Instances of @SpikeGL are weakly stateful: merely keeping a handle to a network socket. It is ok for MATLAB to create and destroy several of these objects. Each network connection cleans up after itself on the server side after 10 seconds of inactivity. By the way, if your script has paused longer than 10 seconds, and you reuse a handle that has timed out, the handle will automatically reestablish a connection and the script will likely continue without problems, but a warning will appear in the Command Window reflecting the timeout. Such warnings have a warningid, so you can suppress them by typing >> warning( 'off', 'CalinsNetMex:connectionClosed' ).
========
EXAMPLES
========
my_s = SpikeGL; // connect to SpikeGLX running on local machine
prms = GetParams( my_s ); // optionally retrieve run params as struct
SetParams( my_s, struct('niMNChans1','0:5','niDualDevMode','false',...) ); // make changes
StartRun( my_s ); // start data acquisition run using last-set params
StopRun( my_s ); // stop run and clean up
========
(js, ip)
========
The two integer values (js, ip) select a data stream.
js: stream type: {0=nidq, 1=obx, 2=imec-probe}.
ip: substream: {0=nidq (if js=0), 0+=which OneBox or imec probe}.
Examples (js, ip):
(0, 0) = nidq. // for nidq, ip is arbitrary but zero by convention
(1, 4) = obx4.
(2, 7) = imec7.
Note: ip has range [0..np-1], where, np is queried using GetStreamNP().
=======================
GetParams and SetParams
=======================
Manual Pre-validation
=====================
You'll find that several of the API functions to get or set run parameters complain if you haven't validated any parameters yet. To validate parameters, visit the Configure dialog in SpikeGLX and make choices for your experiment, then click either 'Run' or 'Verify|Save'. Either of these buttons apply a battery of self-consistency checks to your choices. The most recent set of Configuration settings that have passed all the sanity checks are saved in:
- 'SpikeGLX/_Configs/daq.ini'
- 'SpikeGLX/_Calibration/imec_probe_settings.ini'
- 'SpikeGLX/_Calibration/imec_onebox_settings.ini'.

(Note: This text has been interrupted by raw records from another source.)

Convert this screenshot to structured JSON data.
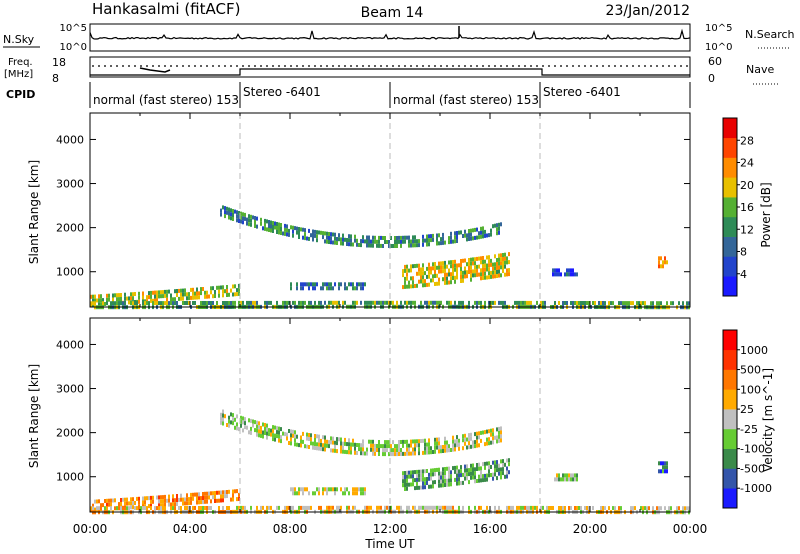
{
  "header": {
    "station": "Hankasalmi (fitACF)",
    "beam": "Beam 14",
    "date": "23/Jan/2012"
  },
  "panels": {
    "nsky_label": "N.Sky",
    "nsky_ticks": [
      "10^5",
      "10^0"
    ],
    "nsearch_label": "N.Search",
    "nsearch_ticks": [
      "10^5",
      "10^0"
    ],
    "freq_label_1": "Freq.",
    "freq_label_2": "[MHz]",
    "freq_ticks": [
      "18",
      "8"
    ],
    "nave_label": "Nave",
    "nave_ticks": [
      "60",
      "0"
    ],
    "cpid_label": "CPID",
    "cpid_segments": [
      {
        "name": "normal (fast stereo) 153",
        "start_h": 0,
        "end_h": 6
      },
      {
        "name": "Stereo -6401",
        "start_h": 6,
        "end_h": 12
      },
      {
        "name": "normal (fast stereo) 153",
        "start_h": 12,
        "end_h": 18
      },
      {
        "name": "Stereo -6401",
        "start_h": 18,
        "end_h": 24
      }
    ]
  },
  "colors": {
    "power_scale": [
      "#1a1aff",
      "#2244cc",
      "#336699",
      "#2e8b57",
      "#55b033",
      "#e8c000",
      "#ff8c00",
      "#ff4500",
      "#e80000"
    ],
    "velocity_scale": [
      "#1a1aff",
      "#3355aa",
      "#3a8a4a",
      "#66cc33",
      "#c0c0c0",
      "#ffaa00",
      "#ff7700",
      "#ff3300",
      "#ff0000"
    ]
  },
  "chart_data": [
    {
      "type": "heatmap",
      "name": "power",
      "xlabel": "Time UT",
      "ylabel": "Slant Range [km]",
      "xlim": [
        0,
        24
      ],
      "ylim": [
        200,
        4600
      ],
      "x_ticks": [
        "00:00",
        "04:00",
        "08:00",
        "12:00",
        "16:00",
        "20:00",
        "00:00"
      ],
      "y_ticks": [
        1000,
        2000,
        3000,
        4000
      ],
      "colorbar_label": "Power [dB]",
      "colorbar_ticks": [
        "28",
        "24",
        "20",
        "16",
        "12",
        "8",
        "4"
      ],
      "regions": [
        {
          "t0": 5.2,
          "t1": 16.5,
          "r_start": 2400,
          "r_mid": 1200,
          "r_end": 2000,
          "width": 260,
          "level": 0.35
        },
        {
          "t0": 12.5,
          "t1": 16.8,
          "r_start": 900,
          "r_mid": 1000,
          "r_end": 1200,
          "width": 500,
          "level": 0.6
        },
        {
          "t0": 0.0,
          "t1": 6.0,
          "r_start": 350,
          "r_mid": 450,
          "r_end": 600,
          "width": 250,
          "level": 0.55
        },
        {
          "t0": 8.0,
          "t1": 11.0,
          "r_start": 700,
          "r_mid": 700,
          "r_end": 700,
          "width": 120,
          "level": 0.3
        },
        {
          "t0": 0.0,
          "t1": 24.0,
          "r_start": 280,
          "r_mid": 300,
          "r_end": 280,
          "width": 100,
          "level": 0.45
        },
        {
          "t0": 18.5,
          "t1": 19.5,
          "r_start": 1000,
          "r_mid": 1000,
          "r_end": 1000,
          "width": 150,
          "level": 0.2
        },
        {
          "t0": 22.7,
          "t1": 23.1,
          "r_start": 1250,
          "r_mid": 1250,
          "r_end": 1250,
          "width": 200,
          "level": 0.7
        }
      ]
    },
    {
      "type": "heatmap",
      "name": "velocity",
      "xlabel": "Time UT",
      "ylabel": "Slant Range [km]",
      "xlim": [
        0,
        24
      ],
      "ylim": [
        200,
        4600
      ],
      "x_ticks": [
        "00:00",
        "04:00",
        "08:00",
        "12:00",
        "16:00",
        "20:00",
        "00:00"
      ],
      "y_ticks": [
        1000,
        2000,
        3000,
        4000
      ],
      "colorbar_label": "Velocity [m s^-1]",
      "colorbar_ticks": [
        "1000",
        "500",
        "100",
        "25",
        "-25",
        "-100",
        "-500",
        "-1000"
      ],
      "regions": [
        {
          "t0": 5.2,
          "t1": 16.5,
          "r_start": 2400,
          "r_mid": 1200,
          "r_end": 2000,
          "width": 300,
          "level": 0.45
        },
        {
          "t0": 12.5,
          "t1": 16.8,
          "r_start": 900,
          "r_mid": 1000,
          "r_end": 1200,
          "width": 450,
          "level": 0.35
        },
        {
          "t0": 0.0,
          "t1": 6.0,
          "r_start": 350,
          "r_mid": 450,
          "r_end": 600,
          "width": 250,
          "level": 0.65
        },
        {
          "t0": 8.0,
          "t1": 11.0,
          "r_start": 700,
          "r_mid": 700,
          "r_end": 700,
          "width": 120,
          "level": 0.45
        },
        {
          "t0": 0.0,
          "t1": 24.0,
          "r_start": 280,
          "r_mid": 300,
          "r_end": 280,
          "width": 100,
          "level": 0.55
        },
        {
          "t0": 18.5,
          "t1": 19.5,
          "r_start": 1000,
          "r_mid": 1000,
          "r_end": 1000,
          "width": 150,
          "level": 0.45
        },
        {
          "t0": 22.7,
          "t1": 23.1,
          "r_start": 1250,
          "r_mid": 1250,
          "r_end": 1250,
          "width": 200,
          "level": 0.2
        }
      ]
    }
  ]
}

The above ini files are used to initialize the Configure dialog each time you open it. Open the ini files in a text editor. You'll see several subgroups of settings. This is the best way to see the exact spelling, case, and value type of the items you can read and write via the API. Examples of accessing the subgroups:
- Group [DAQSettings]: GetParams()
- Group [DAQ_Imec_All]: GetParamsImecCommon()
- Group [SerialNumberToProbe]/SNjjj: GetParamsImecProbe()

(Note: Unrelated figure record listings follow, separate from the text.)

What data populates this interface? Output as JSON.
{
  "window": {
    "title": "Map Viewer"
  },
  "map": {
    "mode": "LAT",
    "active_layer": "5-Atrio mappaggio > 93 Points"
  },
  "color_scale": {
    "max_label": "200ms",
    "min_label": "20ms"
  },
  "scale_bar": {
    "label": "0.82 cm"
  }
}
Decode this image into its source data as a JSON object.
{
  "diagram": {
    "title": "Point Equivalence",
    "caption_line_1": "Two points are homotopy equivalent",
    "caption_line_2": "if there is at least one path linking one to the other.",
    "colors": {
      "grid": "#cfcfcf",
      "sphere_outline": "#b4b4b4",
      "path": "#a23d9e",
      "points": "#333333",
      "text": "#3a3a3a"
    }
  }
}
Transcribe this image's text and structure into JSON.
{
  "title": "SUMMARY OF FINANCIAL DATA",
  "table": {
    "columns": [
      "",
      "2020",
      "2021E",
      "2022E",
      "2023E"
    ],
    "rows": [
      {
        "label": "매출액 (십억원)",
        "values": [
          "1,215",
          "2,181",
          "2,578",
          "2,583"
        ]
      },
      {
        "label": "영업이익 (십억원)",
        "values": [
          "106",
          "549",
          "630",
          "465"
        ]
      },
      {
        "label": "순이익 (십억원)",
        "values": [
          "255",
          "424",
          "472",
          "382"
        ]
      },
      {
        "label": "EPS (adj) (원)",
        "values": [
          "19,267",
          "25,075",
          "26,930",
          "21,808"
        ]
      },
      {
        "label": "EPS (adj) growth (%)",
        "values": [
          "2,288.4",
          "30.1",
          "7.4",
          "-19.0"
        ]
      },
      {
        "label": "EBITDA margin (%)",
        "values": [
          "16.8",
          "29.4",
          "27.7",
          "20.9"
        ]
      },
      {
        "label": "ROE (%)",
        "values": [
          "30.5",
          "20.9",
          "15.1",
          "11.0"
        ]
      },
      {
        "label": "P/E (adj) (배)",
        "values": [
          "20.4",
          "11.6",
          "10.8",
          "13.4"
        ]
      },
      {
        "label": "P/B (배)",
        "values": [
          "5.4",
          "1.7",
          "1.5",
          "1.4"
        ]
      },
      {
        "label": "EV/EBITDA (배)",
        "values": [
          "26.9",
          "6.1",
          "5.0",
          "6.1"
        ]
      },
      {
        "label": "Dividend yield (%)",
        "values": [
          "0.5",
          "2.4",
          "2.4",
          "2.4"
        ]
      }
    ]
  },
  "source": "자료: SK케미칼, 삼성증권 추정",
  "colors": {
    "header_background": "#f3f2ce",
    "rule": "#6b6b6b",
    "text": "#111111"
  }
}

- Group [SerialNumberToOneBox]/SNjjj: GetParamsOneBox()
Generally, follow this workflow:
(1) Start SpikeGLX and make sure its Command Server is listening (you'll see a message to that effect in the Console/Log window).
(2) Open the Configure dialog to elect which hardware streams you want to run.
(3) Click 'Detect' and then 'Verify|Save'.
Now you are ready to run from MATLAB.
(4) Typically you will need to adjust just a few settings from within your script.